Sumner Tunnel Restoration Project

Massachusetts Department of Transportation (MassDOT)


Originally constructed in the 1930s, the 1‑mile-long (1.6 km) Sumner Tunnel is 31 feet (9.4 m) in diameter and carries traffic deep below Boston Harbor, connecting Boston and East Boston. This project includes both design and construction of the rehabilitation of the Sumner Tunnel. 

Through routine inspections, the Massachusetts Department of Transportation (MassDOT) identified structural and safety issues that required a full restoration including repairs and improvements to the walls, deck, and ceiling inside the nearly 100-year-old tunnel. Once restoration work is completed, the Sumner Tunnel will be in compliance with current design and safety standards.

Fast Facts
  • Rehabilitation of a 1-mile-long (1.6 km) highway tunnel
  • Repair of heavily deteriorated crown
  • Upgrading the life safety systems to meet current code requirements
  • Ventilation system improvements

Scope of Work

As prime, Delve Underground is providing rehabilitation design services on this design-build project. The project scope includes evaluating the tunnel conditions, developing repair procedures, and detailed design. The existing ceiling arch, which is experiencing advanced deterioration, will be strengthened and protected with new precast arches. 

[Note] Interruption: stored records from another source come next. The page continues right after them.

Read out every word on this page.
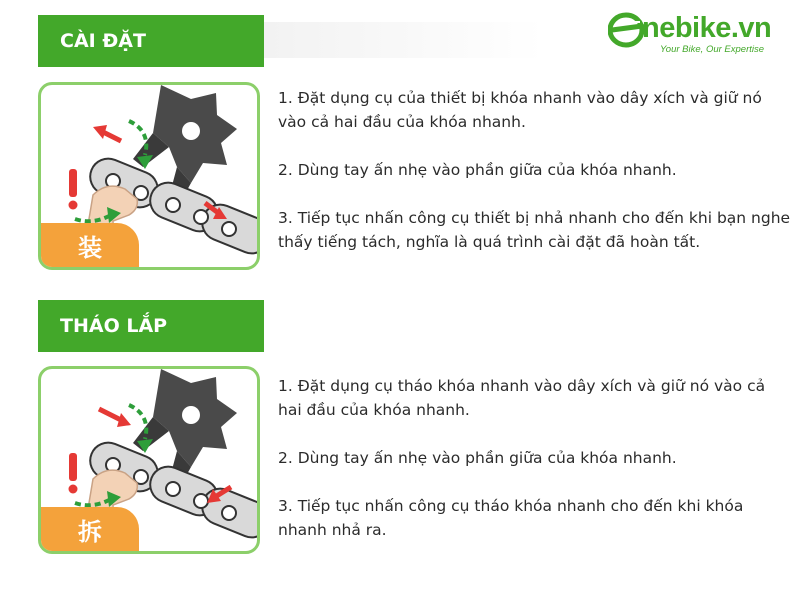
nebike.vn
Your Bike, Our Expertise
CÀI ĐẶT
装

1. Đặt dụng cụ của thiết bị khóa nhanh vào dây xích và giữ nó vào cả hai đầu của khóa nhanh.

2. Dùng tay ấn nhẹ vào phần giữa của khóa nhanh.

3. Tiếp tục nhấn công cụ thiết bị nhả nhanh cho đến khi bạn nghe thấy tiếng tách, nghĩa là quá trình cài đặt đã hoàn tất.

THÁO LẮP
拆

1. Đặt dụng cụ tháo khóa nhanh vào dây xích và giữ nó vào cả hai đầu của khóa nhanh.

2. Dùng tay ấn nhẹ vào phần giữa của khóa nhanh.

3. Tiếp tục nhấn công cụ tháo khóa nhanh cho đến khi khóa nhanh nhả ra.
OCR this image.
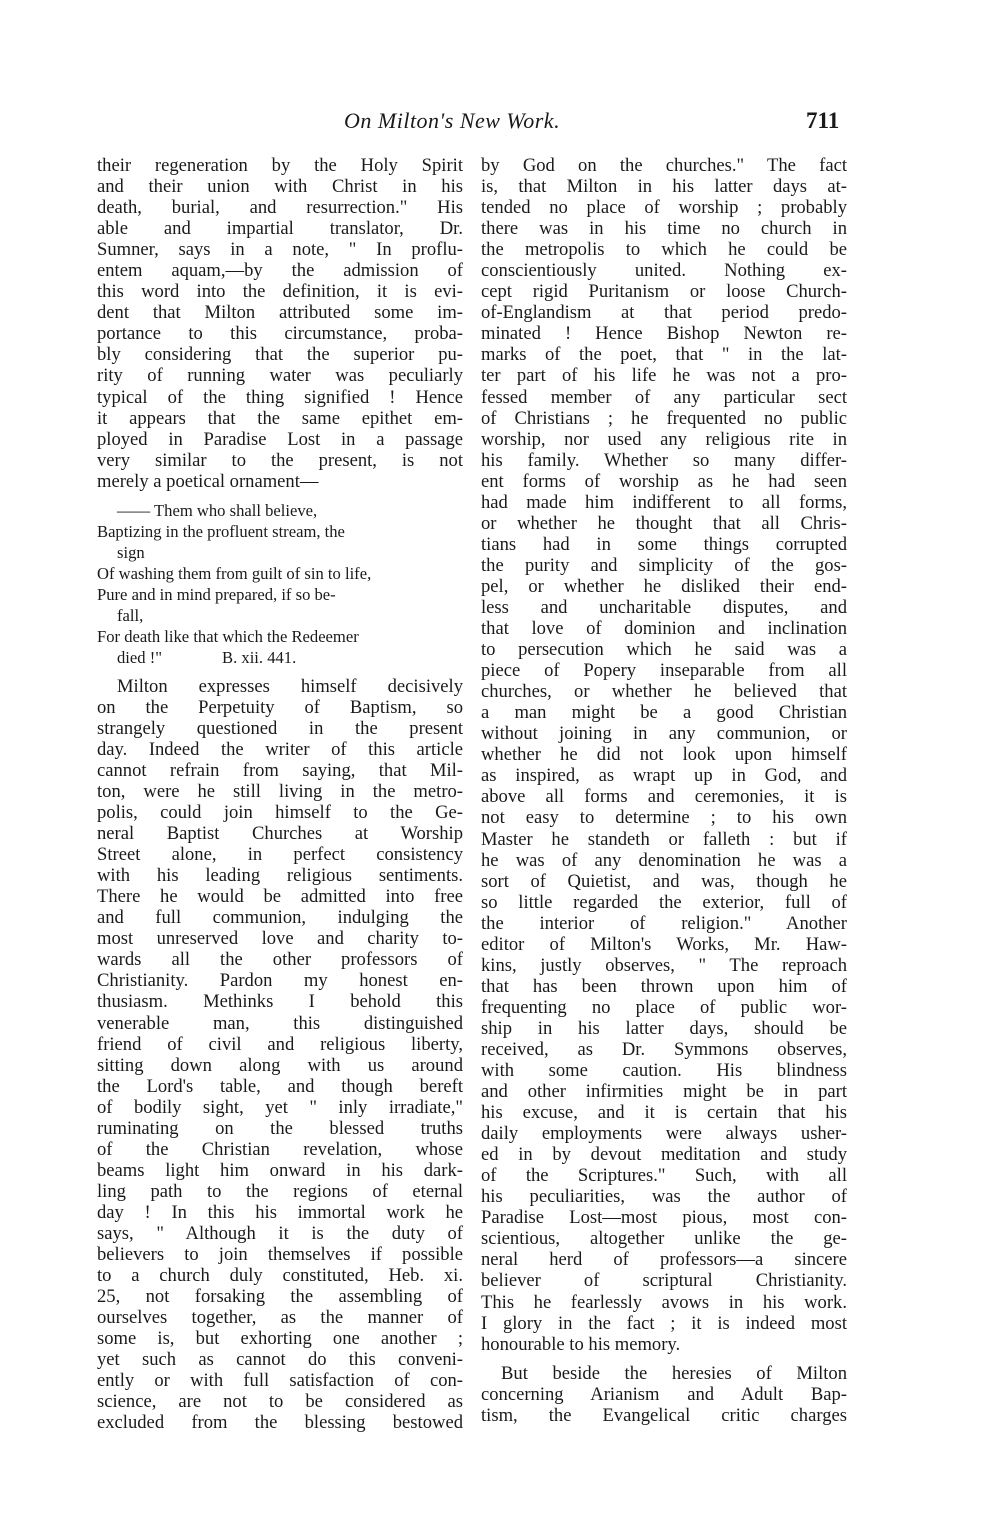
On Milton's New Work.	711
their regeneration by the Holy Spirit
and their union with Christ in his
death, burial, and resurrection." His
able and impartial translator, Dr.
Sumner, says in a note, " In proflu-
entem aquam,—by the admission of
this word into the definition, it is evi-
dent that Milton attributed some im-
portance to this circumstance, proba-
bly considering that the superior pu-
rity of running water was peculiarly
typical of the thing signified ! Hence
it appears that the same epithet em-
ployed in Paradise Lost in a passage
very similar to the present, is not
merely a poetical ornament—
—— Them who shall believe,
Baptizing in the profluent stream, the
sign
Of washing them from guilt of sin to life,
Pure and in mind prepared, if so be-
fall,
For death like that which the Redeemer
died !"	B. xii. 441.
Milton expresses himself decisively
on the Perpetuity of Baptism, so
strangely questioned in the present
day. Indeed the writer of this article
cannot refrain from saying, that Mil-
ton, were he still living in the metro-
polis, could join himself to the Ge-
neral Baptist Churches at Worship
Street alone, in perfect consistency
with his leading religious sentiments.
There he would be admitted into free
and full communion, indulging the
most unreserved love and charity to-
wards all the other professors of
Christianity. Pardon my honest en-
thusiasm. Methinks I behold this
venerable man, this distinguished
friend of civil and religious liberty,
sitting down along with us around
the Lord's table, and though bereft
of bodily sight, yet " inly irradiate,"
ruminating on the blessed truths
of the Christian revelation, whose
beams light him onward in his dark-
ling path to the regions of eternal
day ! In this his immortal work he
says, " Although it is the duty of
believers to join themselves if possible
to a church duly constituted, Heb. xi.
25, not forsaking the assembling of
ourselves together, as the manner of
some is, but exhorting one another ;
yet such as cannot do this conveni-
ently or with full satisfaction of con-
science, are not to be considered as
excluded from the blessing bestowed
by God on the churches." The fact
is, that Milton in his latter days at-
tended no place of worship ; probably
there was in his time no church in
the metropolis to which he could be
conscientiously united. Nothing ex-
cept rigid Puritanism or loose Church-
of-Englandism at that period predo-
minated ! Hence Bishop Newton re-
marks of the poet, that " in the lat-
ter part of his life he was not a pro-
fessed member of any particular sect
of Christians ; he frequented no public
worship, nor used any religious rite in
his family. Whether so many differ-
ent forms of worship as he had seen
had made him indifferent to all forms,
or whether he thought that all Chris-
tians had in some things corrupted
the purity and simplicity of the gos-
pel, or whether he disliked their end-
less and uncharitable disputes, and
that love of dominion and inclination
to persecution which he said was a
piece of Popery inseparable from all
churches, or whether he believed that
a man might be a good Christian
without joining in any communion, or
whether he did not look upon himself
as inspired, as wrapt up in God, and
above all forms and ceremonies, it is
not easy to determine ; to his own
Master he standeth or falleth : but if
he was of any denomination he was a
sort of Quietist, and was, though he
so little regarded the exterior, full of
the interior of religion." Another
editor of Milton's Works, Mr. Haw-
kins, justly observes, " The reproach
that has been thrown upon him of
frequenting no place of public wor-
ship in his latter days, should be
received, as Dr. Symmons observes,
with some caution. His blindness
and other infirmities might be in part
his excuse, and it is certain that his
daily employments were always usher-
ed in by devout meditation and study
of the Scriptures." Such, with all
his peculiarities, was the author of
Paradise Lost—most pious, most con-
scientious, altogether unlike the ge-
neral herd of professors—a sincere
believer of scriptural Christianity.
This he fearlessly avows in his work.
I glory in the fact ; it is indeed most
honourable to his memory.
But beside the heresies of Milton
concerning Arianism and Adult Bap-
tism, the Evangelical critic charges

The tunnel ventilation system was studied theoretically and through live testing, and it was determined that 75% of the existing hung ceiling could be permanently removed. This would not only result in a reduction of potentially hazardous overhead conditions and a decrease in maintenance needs, but would actually improve the ventilation system performance. 

New LED lighting will be installed to provide better visibility and energy savings, a new fire standpipe system will be provided, the roadway deck will be strengthened and better protected, and the tunnel ceilings and walls will be made more fire resistant.

Challenges & Innovations

The precast arches allow for accelerated construction methods and provide structural strengthening benefits, fire resiliency, improved water infiltration resistance, and protection against contaminants in the tunnel environment. Delve Underground also performed a tunnel ventilation smoke test using the Delve Stacey Agnew test bus to simulate the conditions of a fire in the tunnel and test existing ventilation system performance. 

The “smoking bus” test provides assurance that highway and rail tunnel ventilation systems are working properly and will move smoke as they are required/intended to in the event of an emergency.